APARELHO/ CAVALO - Médium, como as entidades denominam médiuns na Umbanda.
ARUANDA - Plano espiritual elevado, paraíso, morada dos Orixás e das entidades.
ATABAQUE - Instrumento musical utilizado durante as práticas religiosas.
AXÉ - Força presente em cada ser ou coisa; poder emanado pelos Orixás, energia vital e sagrada.
BABALORIXÁ ou BABÁ, YALORIXÁ ou IALORIXÁ, CACIQUE - Autoridades tradicionais, sacerdotes, conhecidos como pai e mãe de santo.

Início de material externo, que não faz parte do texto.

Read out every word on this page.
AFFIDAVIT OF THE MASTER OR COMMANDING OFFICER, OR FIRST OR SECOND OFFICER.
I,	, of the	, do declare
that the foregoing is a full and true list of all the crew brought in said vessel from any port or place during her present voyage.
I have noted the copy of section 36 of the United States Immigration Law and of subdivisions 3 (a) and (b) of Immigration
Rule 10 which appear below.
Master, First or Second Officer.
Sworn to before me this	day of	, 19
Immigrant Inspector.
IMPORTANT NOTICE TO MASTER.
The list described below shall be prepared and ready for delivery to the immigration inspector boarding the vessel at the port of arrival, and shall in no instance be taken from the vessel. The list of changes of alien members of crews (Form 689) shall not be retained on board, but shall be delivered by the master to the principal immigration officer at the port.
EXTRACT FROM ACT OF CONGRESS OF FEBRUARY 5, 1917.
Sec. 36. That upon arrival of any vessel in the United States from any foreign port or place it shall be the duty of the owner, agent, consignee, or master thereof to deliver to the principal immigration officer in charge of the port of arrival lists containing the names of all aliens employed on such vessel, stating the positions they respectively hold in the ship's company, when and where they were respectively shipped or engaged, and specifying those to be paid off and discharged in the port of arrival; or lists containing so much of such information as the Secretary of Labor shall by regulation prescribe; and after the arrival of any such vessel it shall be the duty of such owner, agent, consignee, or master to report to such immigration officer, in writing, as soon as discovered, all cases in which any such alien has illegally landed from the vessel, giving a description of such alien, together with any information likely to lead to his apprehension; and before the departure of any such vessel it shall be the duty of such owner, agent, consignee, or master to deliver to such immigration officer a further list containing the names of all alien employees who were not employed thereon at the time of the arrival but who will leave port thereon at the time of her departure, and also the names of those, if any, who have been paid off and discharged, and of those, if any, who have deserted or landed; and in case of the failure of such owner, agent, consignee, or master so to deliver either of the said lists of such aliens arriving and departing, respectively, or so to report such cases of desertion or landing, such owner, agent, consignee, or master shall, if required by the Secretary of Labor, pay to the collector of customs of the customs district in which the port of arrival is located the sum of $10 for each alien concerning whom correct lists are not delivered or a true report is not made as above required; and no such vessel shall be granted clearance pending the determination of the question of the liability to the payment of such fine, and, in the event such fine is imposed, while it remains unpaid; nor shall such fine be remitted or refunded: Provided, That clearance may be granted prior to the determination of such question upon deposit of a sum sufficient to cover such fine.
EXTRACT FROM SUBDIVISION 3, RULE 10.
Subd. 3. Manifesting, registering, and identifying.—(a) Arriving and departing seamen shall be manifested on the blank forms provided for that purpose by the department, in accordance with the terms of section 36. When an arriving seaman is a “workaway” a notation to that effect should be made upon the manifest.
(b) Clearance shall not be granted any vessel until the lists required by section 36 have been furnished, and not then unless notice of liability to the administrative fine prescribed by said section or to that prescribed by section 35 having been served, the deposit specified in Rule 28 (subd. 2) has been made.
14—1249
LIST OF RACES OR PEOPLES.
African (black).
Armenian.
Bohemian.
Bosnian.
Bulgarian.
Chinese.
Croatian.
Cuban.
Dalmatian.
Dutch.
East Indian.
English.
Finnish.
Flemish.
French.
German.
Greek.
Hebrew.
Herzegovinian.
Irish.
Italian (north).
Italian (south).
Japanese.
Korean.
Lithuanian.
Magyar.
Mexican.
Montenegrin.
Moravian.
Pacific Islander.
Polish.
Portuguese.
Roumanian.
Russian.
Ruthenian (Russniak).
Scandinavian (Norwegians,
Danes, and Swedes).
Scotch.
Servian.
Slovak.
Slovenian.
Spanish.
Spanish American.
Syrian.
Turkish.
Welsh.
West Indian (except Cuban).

BATER-CABEÇA - Saudar os Orixás, tocando com a cabeça no solo em frente ao congá ou diante da entidade.
CACIQUE - Sacerdote da Umbanda.
CALUNGA GRANDE - Mar.
CALUNGA PEQUENA - Cemitério.
CAMBONO ou CAMBONE - Auxiliar das entidades incorporadas e dos frequentadores quando não entendem suas orientações; auxiliar.
CENTRO - Centro de Umbanda, Terreiro.
COMPADRE - Modo popular de se referir a Exu.
CONGÁ ou GONGÁ - Altar sagrado composto por imagens.
CURIMBA - Dança do Orixá ou entidade no terreiro; grupo formado por cantores e instrumentistas que garantem a música das celebrações.
CURIMBAR - Dançar cantando.
DAR PASSAGEM - Quando o guia do médium o deixa para que outra entidade se manifeste.
DEMANDA - Problema, más energias, olho grande.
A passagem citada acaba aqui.